Big 12 2026: front-runners, dark horses, and climbers

The Big 12 enters 2026 as a top-heavy conference with a clear pecking order and little room for surprise. Texas Tech has established itself as the class of the league, while Utah lurks as a capable second force. Beyond that, the model sees a steep dropoff—but not a cliff. There are enough mid-tier programs with upside to suggest the conference race won't be entirely predetermined, and a handful of teams lower down the standings are doing enough right to merit attention as potential movers.

The front-runners

Texas Tech is the model's surest call in the Big 12. The Red Raiders project to win 10.73 games and carry a 97.9% probability of reaching the playoff—a near-lock by any measure. More tellingly, they own a 72.6% chance to win the conference outright. The ceiling is real too: GIE projects them at 12 wins in the 90th percentile outcome. Texas Tech has held steady from where it finished last season, and the consistency of that rating speaks to a program that knows what it is doing. The primary risk is simply the randomness inherent in any single season; no team is immune to injury or upset.
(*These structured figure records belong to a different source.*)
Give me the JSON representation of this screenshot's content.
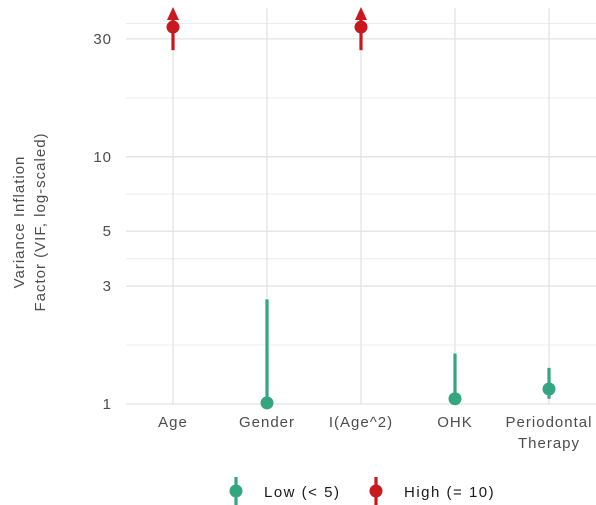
{
  "chart_data": {
    "type": "dot-interval",
    "ylabel": [
      "Variance Inflation",
      "Factor (VIF, log-scaled)"
    ],
    "yscale": "log",
    "ylim": [
      1,
      40
    ],
    "yticks": [
      1,
      3,
      5,
      10,
      30
    ],
    "grid": true,
    "categories": [
      "Age",
      "Gender",
      "I(Age^2)",
      "OHK",
      "Periodontal\nTherapy"
    ],
    "points": [
      {
        "category": "Age",
        "vif": 33.5,
        "ci_low": 27.0,
        "ci_high": 40,
        "group": "high",
        "ci_truncated": true
      },
      {
        "category": "Gender",
        "vif": 1.01,
        "ci_low": 1.0,
        "ci_high": 2.65,
        "group": "low"
      },
      {
        "category": "I(Age^2)",
        "vif": 33.5,
        "ci_low": 27.0,
        "ci_high": 40,
        "group": "high",
        "ci_truncated": true
      },
      {
        "category": "OHK",
        "vif": 1.05,
        "ci_low": 1.0,
        "ci_high": 1.6,
        "group": "low"
      },
      {
        "category": "Periodontal\nTherapy",
        "vif": 1.15,
        "ci_low": 1.05,
        "ci_high": 1.4,
        "group": "low"
      }
    ],
    "legend": {
      "position": "bottom",
      "items": [
        {
          "key": "low",
          "label": "Low (< 5)",
          "color": "#35a57f"
        },
        {
          "key": "high",
          "label": "High (= 10)",
          "color": "#c9191e"
        }
      ]
    }
  }
}
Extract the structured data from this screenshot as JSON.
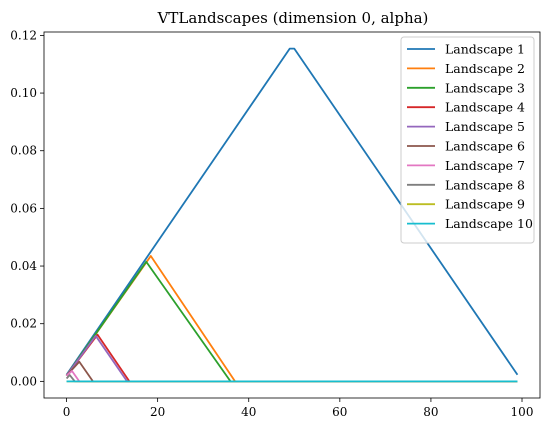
{
  "chart_data": {
    "type": "line",
    "title": "VTLandscapes (dimension 0, alpha)",
    "xlabel": "",
    "ylabel": "",
    "xlim": [
      -4.95,
      103.95
    ],
    "ylim": [
      -0.00577,
      0.12118
    ],
    "xticks": [
      0,
      20,
      40,
      60,
      80,
      100
    ],
    "xtick_labels": [
      "0",
      "20",
      "40",
      "60",
      "80",
      "100"
    ],
    "yticks": [
      0.0,
      0.02,
      0.04,
      0.06,
      0.08,
      0.1,
      0.12
    ],
    "ytick_labels": [
      "0.00",
      "0.02",
      "0.04",
      "0.06",
      "0.08",
      "0.10",
      "0.12"
    ],
    "grid": false,
    "legend_position": "top-right",
    "series": [
      {
        "name": "Landscape 1",
        "color": "#1f77b4",
        "x": [
          0,
          49,
          50,
          99
        ],
        "y": [
          0.0023,
          0.1154,
          0.1154,
          0.0023
        ]
      },
      {
        "name": "Landscape 2",
        "color": "#ff7f0e",
        "x": [
          0,
          18.5,
          37,
          99
        ],
        "y": [
          0.002,
          0.0435,
          0,
          0
        ]
      },
      {
        "name": "Landscape 3",
        "color": "#2ca02c",
        "x": [
          0,
          17.5,
          36,
          99
        ],
        "y": [
          0.002,
          0.0415,
          0,
          0
        ]
      },
      {
        "name": "Landscape 4",
        "color": "#d62728",
        "x": [
          0,
          6.8,
          13.8,
          99
        ],
        "y": [
          0.002,
          0.0162,
          0,
          0
        ]
      },
      {
        "name": "Landscape 5",
        "color": "#9467bd",
        "x": [
          0,
          6.4,
          13.3,
          99
        ],
        "y": [
          0.002,
          0.0158,
          0,
          0
        ]
      },
      {
        "name": "Landscape 6",
        "color": "#8c564b",
        "x": [
          0,
          2.8,
          5.8,
          99
        ],
        "y": [
          0.002,
          0.0068,
          0,
          0
        ]
      },
      {
        "name": "Landscape 7",
        "color": "#e377c2",
        "x": [
          0,
          1.2,
          2.8,
          99
        ],
        "y": [
          0.002,
          0.0036,
          0,
          0
        ]
      },
      {
        "name": "Landscape 8",
        "color": "#7f7f7f",
        "x": [
          0,
          0.7,
          1.8,
          99
        ],
        "y": [
          0.001,
          0.0022,
          0,
          0
        ]
      },
      {
        "name": "Landscape 9",
        "color": "#bcbd22",
        "x": [
          0,
          99
        ],
        "y": [
          0,
          0
        ]
      },
      {
        "name": "Landscape 10",
        "color": "#17becf",
        "x": [
          0,
          99
        ],
        "y": [
          0,
          0
        ]
      }
    ]
  }
}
Utah sits in the second tier at 9.41 expected wins and a 74% playoff probability. That's a respectable floor—a team that can make noise in November and December. The Utes have room to grow; their ceiling reaches 12 wins, and they've held relatively steady from a year ago. Conference-title chances are thin at 15%, but that's less a knock on Utah's quality than a reflection of Texas Tech's dominance. Utah is a tournament team with a legitimate shot at a strong bowl outcome.

The dark horses

BYU carries an intriguing ceiling-to-floor gap that warrants closer inspection. The Cougars project to 8.04 expected wins but can reach 11 in the optimistic scenario. A 17% playoff probability is modest on its face, but it's the highest among non-top-tier programs and suggests the model sees a legitimate path to an at-large bid if things break right. BYU's trend is steady, and the program has the infrastructure to compete; a few breaks and a clean schedule could vault them into the conversation.
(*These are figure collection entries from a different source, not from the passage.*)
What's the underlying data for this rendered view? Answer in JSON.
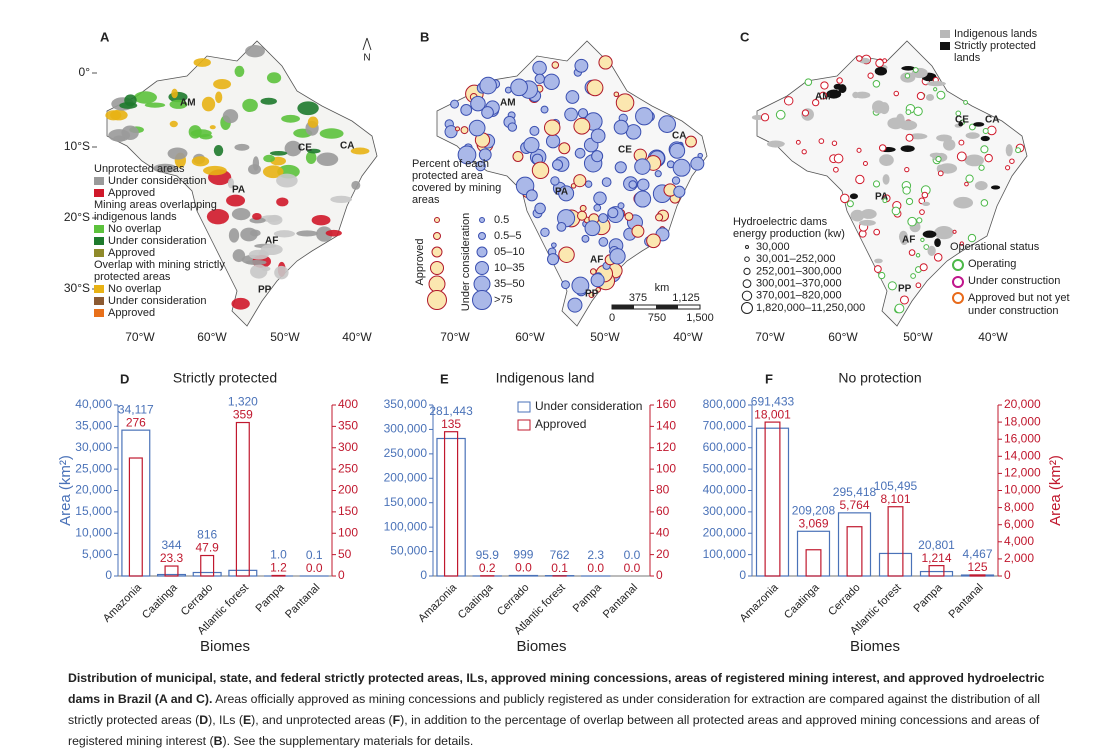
{
  "maps": [
    {
      "letter": "A",
      "biomes": [
        "AM",
        "CE",
        "CA",
        "PA",
        "AF",
        "PP"
      ],
      "north": "N",
      "legend": [
        {
          "heading": "Unprotected areas",
          "items": [
            "Under consideration",
            "Approved"
          ]
        },
        {
          "heading": "Mining areas overlapping indigenous lands",
          "items": [
            "No overlap",
            "Under consideration",
            "Approved"
          ]
        },
        {
          "heading": "Overlap with mining strictly protected areas",
          "items": [
            "No overlap",
            "Under consideration",
            "Approved"
          ]
        }
      ]
    },
    {
      "letter": "B",
      "biomes": [
        "AM",
        "CE",
        "CA",
        "PA",
        "AF",
        "PP"
      ],
      "legend_title": "Percent of each protected area covered by mining areas",
      "groups": [
        "Approved",
        "Under consideration"
      ],
      "classes": [
        "0.5",
        "0.5–5",
        "05–10",
        "10–35",
        "35–50",
        ">75"
      ],
      "scale_unit": "km",
      "scale_labels": [
        "375",
        "1,125",
        "0",
        "750",
        "1,500"
      ]
    },
    {
      "letter": "C",
      "biomes": [
        "AM",
        "CE",
        "CA",
        "PA",
        "AF",
        "PP"
      ],
      "areas": [
        "Indigenous lands",
        "Strictly protected lands"
      ],
      "dams_title": "Hydroelectric dams energy production (kw)",
      "dam_classes": [
        "30,000",
        "30,001–252,000",
        "252,001–300,000",
        "300,001–370,000",
        "370,001–820,000",
        "1,820,000–11,250,000"
      ],
      "status_title": "Operational status",
      "status": [
        "Operating",
        "Under construction",
        "Approved but not yet under construction"
      ]
    }
  ],
  "latitudes": [
    "0°",
    "10°S",
    "20°S",
    "30°S"
  ],
  "longitudes": [
    "70°W",
    "60°W",
    "50°W",
    "40°W"
  ],
  "chart_data": [
    {
      "type": "bar",
      "panel": "D",
      "title": "Strictly protected",
      "xlabel": "Biomes",
      "ylabel": "Area (km²)",
      "categories": [
        "Amazonia",
        "Caatinga",
        "Cerrado",
        "Atlantic forest",
        "Pampa",
        "Pantanal"
      ],
      "series": [
        {
          "color": "#4a72b8",
          "values": [
            34117,
            344,
            816,
            1320,
            1.0,
            0.1
          ],
          "value_labels": [
            "34,117",
            "344",
            "816",
            "1,320",
            "1.0",
            "0.1"
          ]
        },
        {
          "color": "#c0182e",
          "axis": "y2",
          "values": [
            276,
            23.3,
            47.9,
            359,
            1.2,
            0.0
          ],
          "value_labels": [
            "276",
            "23.3",
            "47.9",
            "359",
            "1.2",
            "0.0"
          ]
        }
      ],
      "ylim": [
        0,
        40000
      ],
      "yticks": [
        0,
        {
          "value": 5000,
          "label": "5,000"
        },
        {
          "value": 10000,
          "label": "10,000"
        },
        {
          "value": 15000,
          "label": "15,000"
        },
        {
          "value": 20000,
          "label": "20,000"
        },
        {
          "value": 25000,
          "label": "25,000"
        },
        {
          "value": 30000,
          "label": "30,000"
        },
        {
          "value": 35000,
          "label": "35,000"
        },
        {
          "value": 40000,
          "label": "40,000"
        }
      ],
      "y2lim": [
        0,
        400
      ],
      "y2ticks": [
        0,
        50,
        100,
        150,
        200,
        250,
        300,
        350,
        400
      ]
    },
    {
      "type": "bar",
      "panel": "E",
      "title": "Indigenous land",
      "xlabel": "Biomes",
      "legend": "upper right",
      "categories": [
        "Amazonia",
        "Caatinga",
        "Cerrado",
        "Atlantic forest",
        "Pampa",
        "Pantanal"
      ],
      "series": [
        {
          "name": "Under consideration",
          "color": "#4a72b8",
          "values": [
            281443,
            95.9,
            999,
            762,
            2.3,
            0.0
          ],
          "value_labels": [
            "281,443",
            "95.9",
            "999",
            "762",
            "2.3",
            "0.0"
          ]
        },
        {
          "name": "Approved",
          "color": "#c0182e",
          "axis": "y2",
          "values": [
            135,
            0.2,
            0.0,
            0.1,
            0.0,
            0.0
          ],
          "value_labels": [
            "135",
            "0.2",
            "0.0",
            "0.1",
            "0.0",
            "0.0"
          ]
        }
      ],
      "ylim": [
        0,
        350000
      ],
      "yticks": [
        0,
        {
          "value": 50000,
          "label": "50,000"
        },
        {
          "value": 100000,
          "label": "100,000"
        },
        {
          "value": 150000,
          "label": "150,000"
        },
        {
          "value": 200000,
          "label": "200,000"
        },
        {
          "value": 250000,
          "label": "250,000"
        },
        {
          "value": 300000,
          "label": "300,000"
        },
        {
          "value": 350000,
          "label": "350,000"
        }
      ],
      "y2lim": [
        0,
        160
      ],
      "y2ticks": [
        0,
        20,
        40,
        60,
        80,
        100,
        120,
        140,
        160
      ]
    },
    {
      "type": "bar",
      "panel": "F",
      "title": "No protection",
      "xlabel": "Biomes",
      "y2label": "Area (km²)",
      "categories": [
        "Amazonia",
        "Caatinga",
        "Cerrado",
        "Atlantic forest",
        "Pampa",
        "Pantanal"
      ],
      "series": [
        {
          "color": "#4a72b8",
          "values": [
            691433,
            209208,
            295418,
            105495,
            20801,
            4467
          ],
          "value_labels": [
            "691,433",
            "209,208",
            "295,418",
            "105,495",
            "20,801",
            "4,467"
          ]
        },
        {
          "color": "#c0182e",
          "axis": "y2",
          "values": [
            18001,
            3069,
            5764,
            8101,
            1214,
            125
          ],
          "value_labels": [
            "18,001",
            "3,069",
            "5,764",
            "8,101",
            "1,214",
            "125"
          ]
        }
      ],
      "ylim": [
        0,
        800000
      ],
      "yticks": [
        0,
        {
          "value": 100000,
          "label": "100,000"
        },
        {
          "value": 200000,
          "label": "200,000"
        },
        {
          "value": 300000,
          "label": "300,000"
        },
        {
          "value": 400000,
          "label": "400,000"
        },
        {
          "value": 500000,
          "label": "500,000"
        },
        {
          "value": 600000,
          "label": "600,000"
        },
        {
          "value": 700000,
          "label": "700,000"
        },
        {
          "value": 800000,
          "label": "800,000"
        }
      ],
      "y2lim": [
        0,
        20000
      ],
      "y2ticks": [
        0,
        {
          "value": 2000,
          "label": "2,000"
        },
        {
          "value": 4000,
          "label": "4,000"
        },
        {
          "value": 6000,
          "label": "6,000"
        },
        {
          "value": 8000,
          "label": "8,000"
        },
        {
          "value": 10000,
          "label": "10,000"
        },
        {
          "value": 12000,
          "label": "12,000"
        },
        {
          "value": 14000,
          "label": "14,000"
        },
        {
          "value": 16000,
          "label": "16,000"
        },
        {
          "value": 18000,
          "label": "18,000"
        },
        {
          "value": 20000,
          "label": "20,000"
        }
      ]
    }
  ],
  "caption": {
    "title": "Distribution of municipal, state, and federal strictly protected areas, ILs, approved mining concessions, areas of registered mining interest, and approved hydroelectric dams in Brazil (A and C).",
    "parts": [
      " Areas officially approved as mining concessions and publicly registered as under consideration for extraction are compared against the distribution of all strictly protected areas (",
      "D",
      "), ILs (",
      "E",
      "), and unprotected areas (",
      "F",
      "), in addition to the percentage of overlap between all protected areas and approved mining concessions and areas of registered mining interest (",
      "B",
      "). See the supplementary materials for details."
    ]
  }
}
Arizona rounds out the dark-horse category with a similar profile: 7.12 expected wins but a 10-win ceiling. The Wildcats are ranked 31st nationally by the model, a modest perch, yet their 2.7% playoff probability is non-trivial for a team in that range. Arizona is trending sideways rather than downward, which in a conference this compressed is almost a signal of stability. If the Wildcats can string together wins in September and October, they'll have a realistic shot at the postseason.

The climbers

Iowa State and Houston deserve mention as upper-mid programs that the model thinks are doing enough to avoid the basement spiral. Iowa State projects to 7.11 wins with a 10-win ceiling; Houston sits at 7.44 expected wins with the same upside. Neither carries meaningful playoff probability, but both have expected-win floors that suggest competent football. These are programs that won't be pushovers in conference play and could easily win 7 or 8 games if execution is clean.

Lower still, Kansas edges upward from its prior-season ranking, a small but real signal that the Jayhawks are moving in the right direction. At 6.38 expected wins, Kansas is still in the lower-mid tier, but the trend line matters. Programs that stabilize and begin to build rarely stay dormant for long.

What GIE is watching

The conference championship game is the model's true pressure point. If Texas Tech stumbles—a loss to Utah or an upset in November—the narrative shifts dramatically and the playoff picture opens up for Utah, BYU, and Arizona. Conversely, if the Red Raiders run the table, the Big 12's playoff representation could hinge on whether a second team can reach 10 wins and stake a claim to an at-large spot. The model's confidence in Texas Tech is high, but it's not immovable; a September or October loss by the Utes or a three-win month by BYU would reset the board. Watch those early matchups closely.